Part of her success stems from her reach; Schromm’s got about 295,000 followers on Instagram alone. Some of that stems from her celebrity status; back in 2009, when she was 20 (she’s 29 now), Schromm starred on The Real World D.C. Predictably, the show focused on many of the more scintillating aspects of her life, including her religious upbringing (she grew up as a Christian fundamentalist, although her family left what Schromm considers a cult—“The best analogy to visualize it is M. Night Shyamalan’s The Village,” she says—when she was 13), and her bisexuality (she came out to her sister on the show). Since then, Schromm has also participated in several seasons of MTV’s The Challenge, including Rivals II, which she won.
I ask her about whether she feels like the reality TV experience has held her back as an entrepreneur. “I will always have that stigma,” she says, “that I am just a ‘fitness personality.’” A steely glint comes into her chameleonic eyes. “I appreciate the exposure from MTV, but it’s not my audience anymore. I’ve outgrown them, and that felt good. I wanted to outgrow them.”
At this point, we’ve been sipping one of Schromm’s teas, called Victress, a hibiscus blend she developed with 15 teenagers from Girls Inc. of Metro Denver, for almost an hour. It’s one of the ways she’s tried to give back to the people who need it the most, an idea she hopes will continue with plenty of community events on the rooftop of her building. She now looks pensive, likely reflecting back on her almost three decades of ups and downs. “In this journey of ‘oh, shits,” she says, “everyone’s trying to solve a problem, and there’s not enough people appreciating humanity. My goal is to flip the script and help people love who they are again.”

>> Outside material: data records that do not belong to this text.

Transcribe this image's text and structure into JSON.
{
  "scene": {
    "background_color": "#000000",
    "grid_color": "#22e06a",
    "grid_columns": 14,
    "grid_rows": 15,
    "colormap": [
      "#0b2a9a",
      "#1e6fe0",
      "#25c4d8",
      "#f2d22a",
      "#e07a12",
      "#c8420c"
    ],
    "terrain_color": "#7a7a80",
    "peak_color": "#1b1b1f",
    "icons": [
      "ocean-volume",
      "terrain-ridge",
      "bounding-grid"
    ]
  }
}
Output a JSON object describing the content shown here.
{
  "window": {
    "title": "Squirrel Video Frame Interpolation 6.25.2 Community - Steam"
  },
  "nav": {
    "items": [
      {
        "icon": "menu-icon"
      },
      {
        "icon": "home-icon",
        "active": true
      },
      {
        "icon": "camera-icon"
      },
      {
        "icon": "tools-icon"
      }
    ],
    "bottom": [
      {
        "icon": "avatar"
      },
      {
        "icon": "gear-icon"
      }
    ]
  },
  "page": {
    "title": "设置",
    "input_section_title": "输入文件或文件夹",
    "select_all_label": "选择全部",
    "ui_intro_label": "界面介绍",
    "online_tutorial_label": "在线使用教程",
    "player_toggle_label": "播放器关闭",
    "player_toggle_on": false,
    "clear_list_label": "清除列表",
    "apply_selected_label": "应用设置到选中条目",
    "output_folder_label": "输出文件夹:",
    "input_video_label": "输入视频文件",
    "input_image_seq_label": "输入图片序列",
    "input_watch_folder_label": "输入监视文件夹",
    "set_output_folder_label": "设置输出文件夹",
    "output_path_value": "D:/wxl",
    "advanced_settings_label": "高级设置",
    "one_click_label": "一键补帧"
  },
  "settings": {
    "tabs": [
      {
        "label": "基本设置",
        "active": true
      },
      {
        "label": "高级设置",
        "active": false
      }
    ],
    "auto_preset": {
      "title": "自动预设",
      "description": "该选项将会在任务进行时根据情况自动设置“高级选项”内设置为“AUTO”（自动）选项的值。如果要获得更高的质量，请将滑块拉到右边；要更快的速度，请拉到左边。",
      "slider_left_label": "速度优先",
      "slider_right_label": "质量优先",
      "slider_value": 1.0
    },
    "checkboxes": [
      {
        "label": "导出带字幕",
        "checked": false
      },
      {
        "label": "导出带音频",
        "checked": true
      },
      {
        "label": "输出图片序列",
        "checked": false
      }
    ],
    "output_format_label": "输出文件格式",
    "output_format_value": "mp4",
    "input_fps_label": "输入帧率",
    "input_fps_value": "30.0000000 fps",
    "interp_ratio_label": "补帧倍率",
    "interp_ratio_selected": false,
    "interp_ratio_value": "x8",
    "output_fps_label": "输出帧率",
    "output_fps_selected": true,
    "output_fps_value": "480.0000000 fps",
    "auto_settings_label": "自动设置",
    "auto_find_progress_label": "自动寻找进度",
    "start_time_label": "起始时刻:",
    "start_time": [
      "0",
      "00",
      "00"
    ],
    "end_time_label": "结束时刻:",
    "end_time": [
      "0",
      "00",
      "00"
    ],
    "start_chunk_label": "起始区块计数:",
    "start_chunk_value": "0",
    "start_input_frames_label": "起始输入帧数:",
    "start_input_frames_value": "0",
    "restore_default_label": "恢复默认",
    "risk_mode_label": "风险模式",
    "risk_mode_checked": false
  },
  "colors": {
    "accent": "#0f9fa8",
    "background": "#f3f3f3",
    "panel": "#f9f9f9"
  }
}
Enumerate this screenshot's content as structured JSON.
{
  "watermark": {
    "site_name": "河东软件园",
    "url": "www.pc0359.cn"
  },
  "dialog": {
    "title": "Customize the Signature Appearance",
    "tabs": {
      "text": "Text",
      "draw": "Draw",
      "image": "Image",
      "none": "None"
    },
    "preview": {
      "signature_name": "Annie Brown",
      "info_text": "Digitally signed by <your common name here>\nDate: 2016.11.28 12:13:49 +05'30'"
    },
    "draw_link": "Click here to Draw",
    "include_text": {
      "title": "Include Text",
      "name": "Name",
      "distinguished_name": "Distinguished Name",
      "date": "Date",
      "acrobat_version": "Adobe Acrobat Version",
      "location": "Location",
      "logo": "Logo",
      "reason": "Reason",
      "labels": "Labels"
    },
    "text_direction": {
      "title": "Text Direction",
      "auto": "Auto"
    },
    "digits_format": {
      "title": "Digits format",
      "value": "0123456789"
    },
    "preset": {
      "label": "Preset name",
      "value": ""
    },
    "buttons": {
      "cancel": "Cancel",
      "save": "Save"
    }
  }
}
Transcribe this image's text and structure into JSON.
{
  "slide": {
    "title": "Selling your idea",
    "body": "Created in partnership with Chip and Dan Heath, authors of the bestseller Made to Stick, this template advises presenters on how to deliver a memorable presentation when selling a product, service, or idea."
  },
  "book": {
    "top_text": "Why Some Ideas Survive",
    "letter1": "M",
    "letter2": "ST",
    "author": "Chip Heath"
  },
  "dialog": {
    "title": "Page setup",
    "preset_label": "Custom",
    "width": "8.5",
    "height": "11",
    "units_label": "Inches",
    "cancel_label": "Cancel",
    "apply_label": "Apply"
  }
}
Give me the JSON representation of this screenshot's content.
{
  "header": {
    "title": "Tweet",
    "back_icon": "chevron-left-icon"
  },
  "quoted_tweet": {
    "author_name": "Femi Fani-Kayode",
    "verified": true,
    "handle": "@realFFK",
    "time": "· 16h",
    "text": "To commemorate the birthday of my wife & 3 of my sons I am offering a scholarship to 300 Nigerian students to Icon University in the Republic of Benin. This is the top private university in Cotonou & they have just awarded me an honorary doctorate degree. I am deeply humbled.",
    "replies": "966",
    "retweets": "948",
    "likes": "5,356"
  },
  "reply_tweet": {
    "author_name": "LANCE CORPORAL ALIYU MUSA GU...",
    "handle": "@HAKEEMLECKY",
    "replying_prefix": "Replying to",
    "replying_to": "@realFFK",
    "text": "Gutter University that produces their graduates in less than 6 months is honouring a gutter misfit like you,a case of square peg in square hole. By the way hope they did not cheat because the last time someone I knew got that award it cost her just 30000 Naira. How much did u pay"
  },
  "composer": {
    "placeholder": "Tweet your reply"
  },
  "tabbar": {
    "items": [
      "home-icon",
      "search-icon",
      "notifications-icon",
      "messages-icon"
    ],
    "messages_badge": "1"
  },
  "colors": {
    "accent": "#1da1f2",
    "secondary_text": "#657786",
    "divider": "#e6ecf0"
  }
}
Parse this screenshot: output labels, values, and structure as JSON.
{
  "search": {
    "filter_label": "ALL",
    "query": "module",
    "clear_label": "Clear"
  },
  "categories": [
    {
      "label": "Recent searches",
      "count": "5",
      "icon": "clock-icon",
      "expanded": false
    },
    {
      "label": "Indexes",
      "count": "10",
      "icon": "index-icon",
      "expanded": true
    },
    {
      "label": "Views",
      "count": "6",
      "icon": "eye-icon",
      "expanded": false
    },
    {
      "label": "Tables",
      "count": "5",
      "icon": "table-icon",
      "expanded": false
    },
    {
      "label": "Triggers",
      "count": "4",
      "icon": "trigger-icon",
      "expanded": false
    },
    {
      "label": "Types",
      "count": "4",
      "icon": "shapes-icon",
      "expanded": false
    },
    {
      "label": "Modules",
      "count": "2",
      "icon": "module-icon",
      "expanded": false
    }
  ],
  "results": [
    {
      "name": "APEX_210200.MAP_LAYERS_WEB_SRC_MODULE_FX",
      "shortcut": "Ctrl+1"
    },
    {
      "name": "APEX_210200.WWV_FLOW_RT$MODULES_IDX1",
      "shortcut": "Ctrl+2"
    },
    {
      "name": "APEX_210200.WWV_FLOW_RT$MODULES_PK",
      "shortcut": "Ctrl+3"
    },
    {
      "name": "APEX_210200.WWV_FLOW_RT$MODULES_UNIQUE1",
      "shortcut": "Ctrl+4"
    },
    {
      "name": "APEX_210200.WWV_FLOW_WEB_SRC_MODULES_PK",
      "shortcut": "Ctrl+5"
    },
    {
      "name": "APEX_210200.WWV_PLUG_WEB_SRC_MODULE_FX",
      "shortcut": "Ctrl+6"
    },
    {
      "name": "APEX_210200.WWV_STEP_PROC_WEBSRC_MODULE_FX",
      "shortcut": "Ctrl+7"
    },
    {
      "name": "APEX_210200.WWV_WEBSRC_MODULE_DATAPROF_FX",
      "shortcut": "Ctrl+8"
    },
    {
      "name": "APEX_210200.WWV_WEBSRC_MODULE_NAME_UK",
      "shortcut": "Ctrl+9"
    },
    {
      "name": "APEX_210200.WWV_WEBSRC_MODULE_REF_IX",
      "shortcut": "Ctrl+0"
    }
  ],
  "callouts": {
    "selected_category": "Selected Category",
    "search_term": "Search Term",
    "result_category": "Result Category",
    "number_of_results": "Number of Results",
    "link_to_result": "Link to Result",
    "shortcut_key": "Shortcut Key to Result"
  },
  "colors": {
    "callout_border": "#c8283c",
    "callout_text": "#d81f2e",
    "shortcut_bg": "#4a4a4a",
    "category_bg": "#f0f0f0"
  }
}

With that, I let her go deal with her never-ending to-do list, even though she says I’m her last appointment of the day. The clouds are as ominous as ever, and I try to outrun the raindrops, dropping my phone in the process. The corner of the screen ends up cracking, a miscue that would typically bother me for at least a couple of days. For whatever reason, I’m not swayed. Strength, I’ve learned today, is more than just a physical attribute.
Check it out: Platform Strength is located at 3198 Blake St.